Ottavio Cappellani, La Sicilia, 20 VIII 2023
L’eresia della bellezza, Antonio Presti non si arrende: «La mia vita fuori norma»
Tra rabbia e gratitudine: «L’albergo-museo di Tusa dichia- rato non a norma dai carabinieri del Nas? – Adesso non lo riapro, ne faccio una questione di etica, di gratitudine»
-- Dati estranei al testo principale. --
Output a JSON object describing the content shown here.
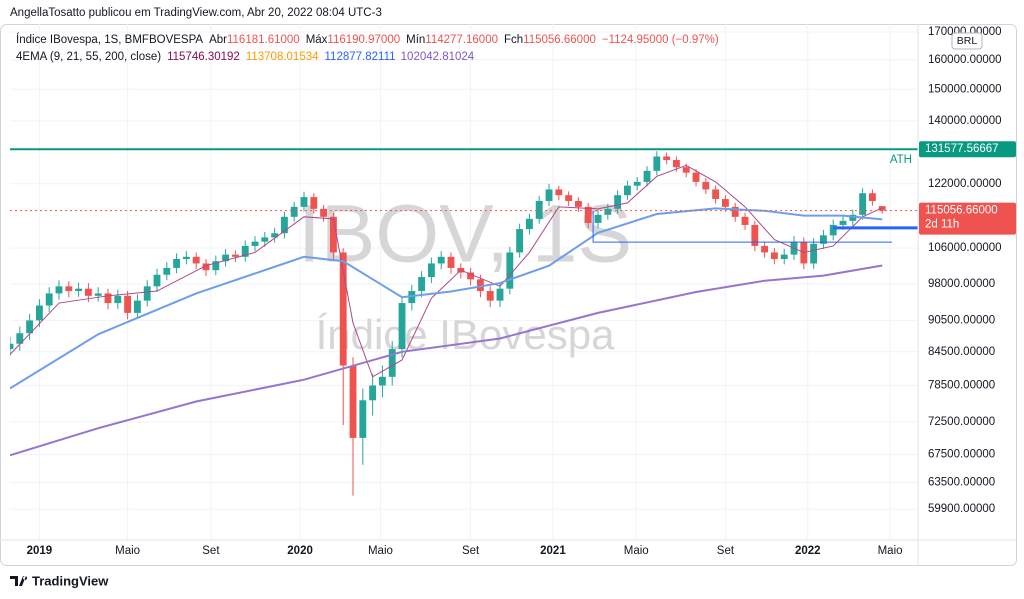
{
  "header": {
    "publisher": "AngellaTosatto publicou em TradingView.com, Abr 20, 2022 08:04 UTC-3"
  },
  "chart_data": {
    "type": "candlestick",
    "symbol": "Índice IBovespa, 1S, BMFBOVESPA",
    "ohlc_legend": [
      {
        "name": "Abr",
        "value": {
          "value": 116181.61,
          "label": "116181.61000"
        }
      },
      {
        "name": "Máx",
        "value": {
          "value": 116190.97,
          "label": "116190.97000"
        }
      },
      {
        "name": "Mín",
        "value": {
          "value": 114277.16,
          "label": "114277.16000"
        }
      },
      {
        "name": "Fch",
        "value": {
          "value": 115056.66,
          "label": "115056.66000"
        }
      }
    ],
    "change": "−1124.95000 (−0.97%)",
    "indicator": {
      "name": "4EMA (9, 21, 55, 200, close)",
      "values": [
        {
          "value": 115746.30192,
          "color": "#880e4f"
        },
        {
          "value": 113708.01534,
          "color": "#ff9800"
        },
        {
          "value": 112877.82111,
          "color": "#2962ff"
        },
        {
          "value": 102042.81024,
          "color": "#7e57c2"
        }
      ]
    },
    "watermark": {
      "ticker": "IBOV, 1S",
      "description": "Índice IBovespa"
    },
    "currency": "BRL",
    "up_color": "#26a69a",
    "down_color": "#ef5350",
    "open": [
      85000,
      86000,
      88000,
      90500,
      93500,
      96000,
      97500,
      96500,
      97000,
      95500,
      96000,
      94000,
      95500,
      92000,
      94500,
      97500,
      100000,
      101500,
      103500,
      104000,
      102500,
      101000,
      103000,
      104500,
      104000,
      106500,
      107500,
      108500,
      109500,
      113500,
      116000,
      118500,
      115500,
      113500,
      105000,
      82000,
      70000,
      76000,
      78500,
      80000,
      85000,
      94000,
      96500,
      99500,
      102500,
      104000,
      101500,
      100500,
      99000,
      96500,
      94500,
      97000,
      105000,
      110500,
      113000,
      117500,
      120500,
      119000,
      117500,
      116000,
      112000,
      114000,
      115500,
      119000,
      121500,
      122500,
      125500,
      129500,
      128500,
      126500,
      125000,
      122500,
      120500,
      118000,
      116000,
      113500,
      111500,
      106500,
      105000,
      103500,
      104500,
      107500,
      102500,
      107000,
      109000,
      111500,
      112500,
      114000,
      119500,
      116181.61
    ],
    "high": [
      87300,
      89300,
      91800,
      94800,
      97300,
      98800,
      98600,
      98300,
      98200,
      97300,
      97000,
      96800,
      96500,
      95800,
      98800,
      101300,
      102800,
      104800,
      105300,
      105000,
      103500,
      104300,
      105800,
      105500,
      107800,
      108800,
      109800,
      110800,
      114800,
      117300,
      119900,
      119500,
      116500,
      114500,
      106000,
      83500,
      78000,
      80500,
      82000,
      86500,
      95300,
      97800,
      100800,
      103800,
      105300,
      105000,
      102500,
      101500,
      100000,
      97500,
      98300,
      106300,
      111800,
      114300,
      118800,
      122000,
      121500,
      120000,
      118500,
      117000,
      115300,
      116800,
      120300,
      122800,
      123800,
      126800,
      131000,
      130600,
      129500,
      127500,
      126000,
      123500,
      121500,
      119000,
      117000,
      114500,
      112500,
      107500,
      106000,
      105800,
      108800,
      108500,
      108300,
      110300,
      112800,
      113800,
      115300,
      120800,
      120500,
      116190.97
    ],
    "low": [
      83700,
      84700,
      86700,
      89200,
      92200,
      94700,
      95200,
      95300,
      94200,
      94300,
      92700,
      92800,
      90700,
      90900,
      93300,
      96300,
      98800,
      100300,
      102300,
      101200,
      99700,
      99900,
      101800,
      102800,
      102900,
      105300,
      106300,
      107300,
      108300,
      112300,
      114800,
      114300,
      112300,
      103500,
      72000,
      61700,
      66000,
      73500,
      76500,
      78500,
      83500,
      92500,
      95200,
      98200,
      101200,
      100200,
      99200,
      97700,
      95200,
      93200,
      93200,
      95800,
      103800,
      109200,
      111800,
      116200,
      117700,
      116200,
      114700,
      110700,
      110800,
      112800,
      114300,
      117800,
      120300,
      121300,
      124300,
      127300,
      125300,
      123800,
      121300,
      119300,
      116800,
      114800,
      112300,
      110300,
      105300,
      103800,
      102300,
      102300,
      103300,
      101200,
      101300,
      105800,
      107800,
      110300,
      111300,
      112800,
      116300,
      114277.16
    ],
    "close": [
      86000,
      88000,
      90500,
      93500,
      96000,
      97500,
      96500,
      97000,
      95500,
      96000,
      94000,
      95500,
      92000,
      94500,
      97500,
      100000,
      101500,
      103500,
      104000,
      102500,
      101000,
      103000,
      104500,
      104000,
      106500,
      107500,
      108500,
      109500,
      113500,
      116000,
      118500,
      115500,
      113500,
      105000,
      82000,
      70000,
      76000,
      78500,
      80000,
      85000,
      94000,
      96500,
      99500,
      102500,
      104000,
      101500,
      100500,
      99000,
      96500,
      94500,
      97000,
      105000,
      110500,
      113000,
      117500,
      120500,
      119000,
      117500,
      116000,
      112000,
      114000,
      115500,
      119000,
      121500,
      122500,
      125500,
      129500,
      128500,
      126500,
      125000,
      122500,
      120500,
      118000,
      116000,
      113500,
      111500,
      106500,
      105000,
      103500,
      104500,
      107500,
      102500,
      107000,
      109000,
      111500,
      112500,
      114000,
      119500,
      117500,
      115056.66
    ],
    "lines": [
      {
        "color": "#b0488a",
        "x": [
          0,
          5,
          10,
          15,
          20,
          25,
          30,
          33,
          35,
          37,
          40,
          43,
          46,
          50,
          53,
          56,
          60,
          63,
          66,
          69,
          72,
          75,
          78,
          81,
          84,
          87,
          89
        ],
        "values": [
          84000,
          94000,
          95500,
          96500,
          102000,
          105000,
          113500,
          113000,
          90000,
          80000,
          83000,
          95000,
          101000,
          97500,
          105000,
          116000,
          115500,
          117000,
          124000,
          127000,
          122500,
          116000,
          108000,
          105000,
          106500,
          113500,
          115746.30192
        ]
      },
      {
        "color": "#6d9eeb",
        "x": [
          0,
          9,
          19,
          30,
          34,
          40,
          45,
          50,
          55,
          60,
          66,
          72,
          77,
          81,
          85,
          89
        ],
        "values": [
          78000,
          87800,
          96000,
          104000,
          103000,
          95200,
          96400,
          98200,
          102000,
          109600,
          114200,
          115600,
          115000,
          113800,
          113800,
          112877.82111
        ]
      },
      {
        "color": "#9575cd",
        "x": [
          0,
          9,
          19,
          30,
          40,
          50,
          60,
          70,
          77,
          83,
          89
        ],
        "values": [
          67400,
          71500,
          75800,
          79500,
          84500,
          87000,
          92000,
          96300,
          98700,
          99800,
          102042.81024
        ]
      }
    ],
    "ath_line": {
      "value": 131577.56667,
      "label": "ATH",
      "color": "#089981"
    },
    "price_line": {
      "value": {
        "value": 115056.66,
        "label": "115056.66000"
      },
      "countdown": "2d 11h",
      "color": "#ef5350"
    },
    "drawings": [
      {
        "color": "#2962ff",
        "x": [
          59.5,
          59.5,
          90
        ],
        "values": [
          115000,
          107400,
          107400
        ]
      },
      {
        "color": "#2962ff",
        "x": [
          84,
          93
        ],
        "values": [
          110800,
          110800
        ]
      }
    ],
    "log_scale": true,
    "xlim": [
      0,
      92.65
    ],
    "ylim": [
      56000,
      173000
    ],
    "xticks": [
      {
        "value": 3,
        "label": "2019"
      },
      {
        "value": 12,
        "label": "Maio"
      },
      {
        "value": 20.5,
        "label": "Set"
      },
      {
        "value": 29.6,
        "label": "2020"
      },
      {
        "value": 37.8,
        "label": "Maio"
      },
      {
        "value": 47,
        "label": "Set"
      },
      {
        "value": 55.4,
        "label": "2021"
      },
      {
        "value": 63.9,
        "label": "Maio"
      },
      {
        "value": 73,
        "label": "Set"
      },
      {
        "value": 81.4,
        "label": "2022"
      },
      {
        "value": 89.8,
        "label": "Maio"
      }
    ],
    "yticks": [
      {
        "value": 170000,
        "label": "170000.00000"
      },
      {
        "value": 160000,
        "label": "160000.00000"
      },
      {
        "value": 150000,
        "label": "150000.00000"
      },
      {
        "value": 140000,
        "label": "140000.00000"
      },
      {
        "value": 122000,
        "label": "122000.00000"
      },
      {
        "value": 106000,
        "label": "106000.00000"
      },
      {
        "value": 98000,
        "label": "98000.00000"
      },
      {
        "value": 90500,
        "label": "90500.00000"
      },
      {
        "value": 84500,
        "label": "84500.00000"
      },
      {
        "value": 78500,
        "label": "78500.00000"
      },
      {
        "value": 72500,
        "label": "72500.00000"
      },
      {
        "value": 67500,
        "label": "67500.00000"
      },
      {
        "value": 63500,
        "label": "63500.00000"
      },
      {
        "value": 59900,
        "label": "59900.00000"
      }
    ],
    "grid": true
  },
  "footer": {
    "brand": "TradingView"
  }
}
Ma sai… il museo albergo non è una bottega… non è che… la chiudi, poi la riapri». Il tono della voce, per chi conosce Antonio – laddove Antonio è Antonio Presti, imprenditore e mecenate visionario, poeta di bellezza e di impegno sociale – non è quello di sempre. Parla a frasi smozzicate, come chi sta ancora cercando di mettere ordine nei propri pensieri. Parliamo dell’albergo-museo, a Castel di Tusa, per chi non lo conoscesse (ma c’è ancora qualcuno che non lo conosce?) una emanazione della Fiumara d’Arte, uno dei più grandi e famosi parchi d’arte al mondo, costruito dall’artista-mecenate lungo gli argini del fiume Tusa: dodici opere monumentali che hanno di fatto portato all’attenzione mondiale buona parte della costa nord della Sicilia. Parliamo di nomi come Tano Festa (“La finestra sul mare”), Pietro Consagra (“La materia poteva non esserci”), Hidetoshi Nagasawa (“La stanza della barca d’oro). «Forse un po’ di ingratitudine da parte del territorio…», dice ancora. Lo sento deluso, ferito: «Alla mia età, dopo quello che ho fatto…».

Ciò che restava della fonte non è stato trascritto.